Boreal blazes: Biomass burning and vegetation types archived in the Juneau Icefield

Warming temperatures, changing precipitation patterns, vegetation marching northward, the desiccation of thick organic soil layers, and increased ignition from lightning all contribute to a combustive combination. The past decade includes some of the most extensive boreal forest fires in the historical record. Smoke aerosols travel thousands of kilometers, before blanketing the surfaces on which they fall, including locations far from fire, such as the Juneau Icefield. However, many aerosols found in fire are also produced by other processes and therefore can be ambiguous indicators of fire activity. Here, we use the monosaccharide anhydrides levoglucosan, mannosan, and galactosan as specific indicators of biomass burning to unambiguously demonstrate that fire aerosols reach the Juneau Icefield and are integrated into the snowpack. Back trajectories and satellite observations demonstrate that smoke plumes originating in central Alaska and eastern Siberia affect the Juneau Icefield. These regional sources of fire differ from other combustion aerosols deposited on the Juneau Icefield, such as black carbon, that originate from local fossil fuel burning.
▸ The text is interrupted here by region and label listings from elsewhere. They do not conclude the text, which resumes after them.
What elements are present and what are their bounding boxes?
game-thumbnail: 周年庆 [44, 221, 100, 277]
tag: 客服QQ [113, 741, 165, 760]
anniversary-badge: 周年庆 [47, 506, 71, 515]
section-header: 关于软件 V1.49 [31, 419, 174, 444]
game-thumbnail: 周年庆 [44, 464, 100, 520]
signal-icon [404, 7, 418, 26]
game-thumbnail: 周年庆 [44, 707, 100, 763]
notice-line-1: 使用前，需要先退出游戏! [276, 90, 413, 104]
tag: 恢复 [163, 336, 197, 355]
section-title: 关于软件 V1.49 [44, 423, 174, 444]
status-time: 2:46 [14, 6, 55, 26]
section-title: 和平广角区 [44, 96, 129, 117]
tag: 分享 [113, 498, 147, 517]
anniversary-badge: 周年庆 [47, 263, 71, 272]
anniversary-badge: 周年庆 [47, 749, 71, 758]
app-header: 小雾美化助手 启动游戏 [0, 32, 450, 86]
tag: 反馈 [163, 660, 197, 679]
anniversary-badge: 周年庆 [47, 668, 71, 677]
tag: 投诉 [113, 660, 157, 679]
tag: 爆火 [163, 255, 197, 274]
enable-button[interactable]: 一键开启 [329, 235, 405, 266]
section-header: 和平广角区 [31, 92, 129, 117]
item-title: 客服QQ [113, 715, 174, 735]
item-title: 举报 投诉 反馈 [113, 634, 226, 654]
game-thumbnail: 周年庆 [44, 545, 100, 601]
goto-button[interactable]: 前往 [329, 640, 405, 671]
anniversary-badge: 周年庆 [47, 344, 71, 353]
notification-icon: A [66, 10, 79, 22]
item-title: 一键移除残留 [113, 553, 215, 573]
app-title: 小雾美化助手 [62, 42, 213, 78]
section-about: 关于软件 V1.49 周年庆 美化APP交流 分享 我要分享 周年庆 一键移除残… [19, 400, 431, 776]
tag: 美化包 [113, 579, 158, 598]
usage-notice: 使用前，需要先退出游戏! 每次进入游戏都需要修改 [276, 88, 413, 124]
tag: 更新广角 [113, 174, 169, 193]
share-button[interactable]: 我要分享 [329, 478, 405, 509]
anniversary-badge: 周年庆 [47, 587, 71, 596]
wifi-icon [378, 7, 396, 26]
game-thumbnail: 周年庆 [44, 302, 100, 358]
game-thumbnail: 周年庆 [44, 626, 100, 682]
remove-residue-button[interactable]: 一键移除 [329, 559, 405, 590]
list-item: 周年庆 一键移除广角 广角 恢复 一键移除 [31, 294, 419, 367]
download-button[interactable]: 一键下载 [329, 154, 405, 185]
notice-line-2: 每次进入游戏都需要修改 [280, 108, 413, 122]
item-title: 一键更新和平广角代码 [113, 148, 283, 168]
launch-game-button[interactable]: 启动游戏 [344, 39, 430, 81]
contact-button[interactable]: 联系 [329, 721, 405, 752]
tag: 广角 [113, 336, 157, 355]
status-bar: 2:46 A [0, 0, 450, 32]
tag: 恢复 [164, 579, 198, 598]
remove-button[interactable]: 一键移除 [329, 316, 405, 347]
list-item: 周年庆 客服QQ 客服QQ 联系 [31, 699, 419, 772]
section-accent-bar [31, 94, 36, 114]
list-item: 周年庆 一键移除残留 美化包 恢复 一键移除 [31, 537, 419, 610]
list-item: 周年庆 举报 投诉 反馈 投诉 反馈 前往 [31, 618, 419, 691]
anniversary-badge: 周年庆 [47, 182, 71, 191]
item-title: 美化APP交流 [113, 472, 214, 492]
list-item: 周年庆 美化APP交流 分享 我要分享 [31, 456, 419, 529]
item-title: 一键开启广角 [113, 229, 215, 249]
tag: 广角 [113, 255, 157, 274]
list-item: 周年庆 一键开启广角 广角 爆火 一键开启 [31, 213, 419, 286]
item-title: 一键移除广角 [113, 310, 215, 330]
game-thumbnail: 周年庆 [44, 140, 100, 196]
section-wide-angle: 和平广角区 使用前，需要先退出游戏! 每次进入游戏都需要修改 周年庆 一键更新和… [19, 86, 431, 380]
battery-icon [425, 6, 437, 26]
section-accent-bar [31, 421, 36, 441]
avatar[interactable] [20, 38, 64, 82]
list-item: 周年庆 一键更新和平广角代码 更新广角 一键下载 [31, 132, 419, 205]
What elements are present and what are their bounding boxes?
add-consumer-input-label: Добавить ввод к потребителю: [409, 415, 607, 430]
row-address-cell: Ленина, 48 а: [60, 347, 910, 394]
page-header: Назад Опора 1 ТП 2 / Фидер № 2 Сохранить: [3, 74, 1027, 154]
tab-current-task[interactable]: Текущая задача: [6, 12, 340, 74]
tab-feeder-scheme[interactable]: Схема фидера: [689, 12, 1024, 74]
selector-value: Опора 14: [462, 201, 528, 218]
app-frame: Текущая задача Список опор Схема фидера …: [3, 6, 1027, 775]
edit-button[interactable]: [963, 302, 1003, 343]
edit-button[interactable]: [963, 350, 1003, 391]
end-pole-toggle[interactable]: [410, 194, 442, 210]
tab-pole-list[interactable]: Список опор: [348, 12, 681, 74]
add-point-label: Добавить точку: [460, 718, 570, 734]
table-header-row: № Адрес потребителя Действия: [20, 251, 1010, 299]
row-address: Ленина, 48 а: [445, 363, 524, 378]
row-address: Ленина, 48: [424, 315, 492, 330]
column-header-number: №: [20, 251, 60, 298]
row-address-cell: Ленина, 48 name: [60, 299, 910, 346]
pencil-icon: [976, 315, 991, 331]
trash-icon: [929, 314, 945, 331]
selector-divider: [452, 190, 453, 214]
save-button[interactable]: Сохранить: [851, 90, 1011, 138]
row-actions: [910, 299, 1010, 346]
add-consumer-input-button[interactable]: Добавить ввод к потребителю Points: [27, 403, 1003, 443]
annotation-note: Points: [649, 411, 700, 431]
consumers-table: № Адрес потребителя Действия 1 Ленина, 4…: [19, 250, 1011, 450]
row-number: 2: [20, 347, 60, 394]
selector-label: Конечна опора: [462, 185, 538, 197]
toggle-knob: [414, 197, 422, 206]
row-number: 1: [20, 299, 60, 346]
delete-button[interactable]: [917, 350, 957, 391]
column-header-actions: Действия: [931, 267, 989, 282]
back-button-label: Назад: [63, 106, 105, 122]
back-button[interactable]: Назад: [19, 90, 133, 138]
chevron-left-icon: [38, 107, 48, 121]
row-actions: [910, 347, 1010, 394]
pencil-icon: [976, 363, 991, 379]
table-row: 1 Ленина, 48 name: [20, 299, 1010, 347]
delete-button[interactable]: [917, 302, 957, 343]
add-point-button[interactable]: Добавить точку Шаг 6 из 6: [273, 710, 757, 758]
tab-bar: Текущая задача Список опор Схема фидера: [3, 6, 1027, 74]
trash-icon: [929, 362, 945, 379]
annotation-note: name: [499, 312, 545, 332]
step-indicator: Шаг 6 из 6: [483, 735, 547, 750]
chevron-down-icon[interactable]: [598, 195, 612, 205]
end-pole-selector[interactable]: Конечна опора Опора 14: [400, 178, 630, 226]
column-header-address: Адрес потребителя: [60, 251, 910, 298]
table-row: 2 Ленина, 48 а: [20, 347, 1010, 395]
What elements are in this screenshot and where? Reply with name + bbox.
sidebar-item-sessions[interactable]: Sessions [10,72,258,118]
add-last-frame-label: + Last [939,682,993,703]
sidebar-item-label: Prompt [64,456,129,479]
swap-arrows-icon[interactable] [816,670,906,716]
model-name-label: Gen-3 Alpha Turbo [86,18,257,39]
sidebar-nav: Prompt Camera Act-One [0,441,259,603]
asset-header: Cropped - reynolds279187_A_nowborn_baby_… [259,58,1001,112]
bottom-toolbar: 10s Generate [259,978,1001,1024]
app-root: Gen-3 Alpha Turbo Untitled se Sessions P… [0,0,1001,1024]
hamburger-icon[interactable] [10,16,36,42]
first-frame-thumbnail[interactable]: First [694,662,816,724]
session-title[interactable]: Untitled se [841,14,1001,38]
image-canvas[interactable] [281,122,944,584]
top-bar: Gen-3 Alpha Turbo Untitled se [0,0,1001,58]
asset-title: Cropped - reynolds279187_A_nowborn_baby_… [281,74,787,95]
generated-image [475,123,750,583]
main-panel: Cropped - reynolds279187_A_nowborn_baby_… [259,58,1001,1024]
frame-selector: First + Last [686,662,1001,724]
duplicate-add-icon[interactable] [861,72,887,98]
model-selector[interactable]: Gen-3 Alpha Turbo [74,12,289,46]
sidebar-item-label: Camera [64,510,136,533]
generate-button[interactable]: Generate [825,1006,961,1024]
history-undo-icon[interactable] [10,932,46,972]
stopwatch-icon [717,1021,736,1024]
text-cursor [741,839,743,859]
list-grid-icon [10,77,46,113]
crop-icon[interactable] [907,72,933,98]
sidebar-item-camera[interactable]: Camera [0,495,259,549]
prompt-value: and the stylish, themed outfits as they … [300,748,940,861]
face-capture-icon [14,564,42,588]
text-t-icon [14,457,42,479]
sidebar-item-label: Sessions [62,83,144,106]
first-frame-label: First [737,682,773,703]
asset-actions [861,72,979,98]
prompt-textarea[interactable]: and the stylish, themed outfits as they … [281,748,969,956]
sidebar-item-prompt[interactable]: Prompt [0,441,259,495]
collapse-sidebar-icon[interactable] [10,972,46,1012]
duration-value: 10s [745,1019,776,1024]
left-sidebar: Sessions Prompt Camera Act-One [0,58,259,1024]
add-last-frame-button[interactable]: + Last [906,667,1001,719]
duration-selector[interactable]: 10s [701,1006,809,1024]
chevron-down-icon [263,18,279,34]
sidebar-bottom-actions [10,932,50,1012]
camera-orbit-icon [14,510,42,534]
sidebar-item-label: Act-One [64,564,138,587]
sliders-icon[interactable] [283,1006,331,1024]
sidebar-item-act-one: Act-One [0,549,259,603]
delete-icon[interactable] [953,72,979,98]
Ratios of levoglucosan/mannosan (L/M) and levoglucosan/(mannosan + galactosan) (L/(M+G)) demonstrate that while the majority of fire aerosols reaching the Juneau Icefield originate from softwood burning, grasslands and hardwood forests are also sources. The presence of these hardwoods suggests that fire aerosols may reach the Juneau Icefield from locations as far away as East Asia.